Comment 2 Vijay Bellur 2010-09-09 15:53:45 UTC
Downgrading severity as it does not happen for all cases.

Comment 3 Amar Tumballi 2010-09-13 05:17:07 UTC
Found that this is happening due to sending data more than the buffer size.. (happens because of xdr encoding)

Comment 4 Raghavendra G 2010-09-13 08:17:14 UTC
Is this bug observed even after commit fb0bb972dfac3c255 (fix to bug 763162)?

Comment 5 Vijay Bellur 2010-09-13 10:45:01 UTC
PATCH: http://patches.gluster.com/patch/4736 in master (afr: reduce the size of readdir request during entry-self-heal)

Comment 6 Amar Tumballi 2010-09-14 02:44:09 UTC
with the committed patch, self heal proceeded further, but has some more issues on server side (stack overflow due to recursion).

Comment 7 Amar Tumballi 2010-09-14 13:16:32 UTC
Created attachment 309

Comment 8 Amar Tumballi 2010-09-14 13:20:35 UTC
noticed that the pattern is something like below

>afr_setattr() -> afr locking/xattrop process -> afr_lock() will then try a inodelk, it got back EAGAIN error, so the control goes to blocking locks.. and all the operations happen.. after the unlock(), control goes back to afr_internal_lock_finish(), where the whole process will restart.. (because it goes pre_op() instead of finishing the all operations..

Comment 9 Amar Tumballi 2010-09-14 13:46:44 UTC
tried with removing following lines in pump.c, things worked fine..

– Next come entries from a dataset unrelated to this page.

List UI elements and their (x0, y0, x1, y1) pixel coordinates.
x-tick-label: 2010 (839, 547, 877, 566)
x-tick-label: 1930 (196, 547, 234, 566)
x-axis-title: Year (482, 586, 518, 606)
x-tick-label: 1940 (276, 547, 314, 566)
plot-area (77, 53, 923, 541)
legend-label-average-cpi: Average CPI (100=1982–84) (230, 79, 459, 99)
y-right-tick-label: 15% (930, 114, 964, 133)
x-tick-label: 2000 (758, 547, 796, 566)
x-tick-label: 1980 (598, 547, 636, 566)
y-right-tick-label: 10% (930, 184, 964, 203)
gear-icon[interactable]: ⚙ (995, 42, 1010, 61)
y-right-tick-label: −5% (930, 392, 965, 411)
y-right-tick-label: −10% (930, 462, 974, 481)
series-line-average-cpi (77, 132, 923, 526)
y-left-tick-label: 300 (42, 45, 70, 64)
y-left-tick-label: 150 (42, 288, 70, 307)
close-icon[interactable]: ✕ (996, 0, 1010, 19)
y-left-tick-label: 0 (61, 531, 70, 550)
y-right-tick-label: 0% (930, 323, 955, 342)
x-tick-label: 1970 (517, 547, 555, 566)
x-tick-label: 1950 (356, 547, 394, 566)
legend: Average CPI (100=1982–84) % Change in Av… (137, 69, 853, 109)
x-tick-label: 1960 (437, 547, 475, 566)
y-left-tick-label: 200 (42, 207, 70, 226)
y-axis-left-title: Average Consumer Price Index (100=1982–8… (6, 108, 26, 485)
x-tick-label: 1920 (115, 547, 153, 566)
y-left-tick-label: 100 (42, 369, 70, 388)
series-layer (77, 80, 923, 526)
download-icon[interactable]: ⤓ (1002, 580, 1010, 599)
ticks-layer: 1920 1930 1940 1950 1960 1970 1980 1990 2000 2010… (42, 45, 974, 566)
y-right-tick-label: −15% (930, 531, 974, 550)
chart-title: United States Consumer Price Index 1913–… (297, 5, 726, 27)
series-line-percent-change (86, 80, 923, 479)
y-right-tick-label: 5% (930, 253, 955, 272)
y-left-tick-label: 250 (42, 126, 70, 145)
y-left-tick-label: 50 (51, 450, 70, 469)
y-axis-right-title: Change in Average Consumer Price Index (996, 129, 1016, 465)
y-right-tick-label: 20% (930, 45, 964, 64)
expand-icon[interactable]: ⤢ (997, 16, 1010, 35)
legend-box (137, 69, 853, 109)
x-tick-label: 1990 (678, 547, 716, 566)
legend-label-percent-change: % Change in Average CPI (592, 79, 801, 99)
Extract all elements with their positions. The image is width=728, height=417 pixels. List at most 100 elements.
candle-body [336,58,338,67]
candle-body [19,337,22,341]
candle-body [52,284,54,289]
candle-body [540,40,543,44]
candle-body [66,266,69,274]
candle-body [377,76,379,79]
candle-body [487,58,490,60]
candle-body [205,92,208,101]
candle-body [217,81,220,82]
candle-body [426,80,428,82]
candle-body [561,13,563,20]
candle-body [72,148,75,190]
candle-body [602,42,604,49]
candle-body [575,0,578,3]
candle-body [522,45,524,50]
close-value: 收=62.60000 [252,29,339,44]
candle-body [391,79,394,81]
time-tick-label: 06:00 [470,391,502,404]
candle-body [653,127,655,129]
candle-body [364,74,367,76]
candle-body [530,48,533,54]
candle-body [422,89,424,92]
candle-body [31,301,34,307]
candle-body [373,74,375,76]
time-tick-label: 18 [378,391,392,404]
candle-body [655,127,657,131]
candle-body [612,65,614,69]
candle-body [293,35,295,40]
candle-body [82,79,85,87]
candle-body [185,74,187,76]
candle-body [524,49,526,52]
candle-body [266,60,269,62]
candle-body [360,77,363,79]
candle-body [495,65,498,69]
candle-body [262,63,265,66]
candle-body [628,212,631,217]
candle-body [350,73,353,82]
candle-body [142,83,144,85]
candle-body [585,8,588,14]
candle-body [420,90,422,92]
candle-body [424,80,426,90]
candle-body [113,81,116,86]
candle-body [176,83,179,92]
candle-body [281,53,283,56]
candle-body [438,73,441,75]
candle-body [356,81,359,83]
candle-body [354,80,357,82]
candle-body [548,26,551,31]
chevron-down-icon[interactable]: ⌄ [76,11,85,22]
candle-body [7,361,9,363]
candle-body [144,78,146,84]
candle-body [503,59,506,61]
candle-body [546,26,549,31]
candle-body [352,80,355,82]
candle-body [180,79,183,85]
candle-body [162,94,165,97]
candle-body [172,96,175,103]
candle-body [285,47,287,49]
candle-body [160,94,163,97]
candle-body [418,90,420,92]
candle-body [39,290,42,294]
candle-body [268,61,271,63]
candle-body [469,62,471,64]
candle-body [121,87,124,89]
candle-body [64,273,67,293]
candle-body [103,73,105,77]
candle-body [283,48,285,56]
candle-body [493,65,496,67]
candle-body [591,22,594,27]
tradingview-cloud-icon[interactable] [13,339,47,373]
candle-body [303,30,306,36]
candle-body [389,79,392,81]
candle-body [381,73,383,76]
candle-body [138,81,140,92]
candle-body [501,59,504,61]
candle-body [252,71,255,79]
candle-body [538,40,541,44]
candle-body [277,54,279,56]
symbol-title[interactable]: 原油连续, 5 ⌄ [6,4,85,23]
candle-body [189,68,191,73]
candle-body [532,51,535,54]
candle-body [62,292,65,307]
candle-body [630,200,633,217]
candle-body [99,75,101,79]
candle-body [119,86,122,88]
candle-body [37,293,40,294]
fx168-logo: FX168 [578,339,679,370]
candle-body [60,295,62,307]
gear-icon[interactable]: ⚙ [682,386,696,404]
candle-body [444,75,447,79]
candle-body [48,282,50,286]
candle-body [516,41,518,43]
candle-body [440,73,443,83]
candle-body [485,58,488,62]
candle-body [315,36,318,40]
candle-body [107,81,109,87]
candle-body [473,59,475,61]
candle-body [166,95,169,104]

diff --git a/xlators/cluster/afr/src/pump.c b/xlators/cluster/afr/src/pump.c
index 977de07..bdce874 100644
--- a/xlators/cluster/afr/src/pump.c
+++ b/xlators/cluster/afr/src/pump.c
@@ -1807,34 +1807,21 @@ fini (xlator_t *this)
 struct xlator_fops fops = {
        .lookup      = afr_lookup,
        .open        = afr_open,
-       .lk          = afr_lk,
        .flush       = afr_flush,
-       .statfs      = afr_statfs,
        .fsync       = afr_fsync,
-       .fsyncdir    = afr_fsyncdir,
        .xattrop     = afr_xattrop,
        .fxattrop    = afr_fxattrop,
-       .inodelk     = afr_inodelk,
-       .finodelk    = afr_finodelk,
-       .entrylk     = afr_entrylk,
-       .fentrylk    = afr_fentrylk,

        /* inode read */
-       .access      = afr_access,
-       .stat        = afr_stat,
-       .fstat       = afr_fstat,
-       .readlink    = afr_readlink,
        .getxattr    = pump_getxattr,
-       .readv       = afr_readv,

        /* inode write */
        .writev      = afr_writev,
        .truncate    = afr_truncate,
        .ftruncate   = afr_ftruncate,
        .setxattr    = pump_setxattr,
-        .setattr     = afr_setattr,
-       .fsetattr    = afr_fsetattr,
-       .removexattr = afr_removexattr,
+//        .setattr     = afr_setattr,
+//        .fsetattr    = afr_fsetattr,

        /* dir read */
        .opendir     = afr_opendir,

Comment 10 Amar Tumballi 2010-09-16 03:22:15 UTC
this particular bug is fixed for now, but there is bug 763322, which is the blocker for now. Will close this and track the bug 763322.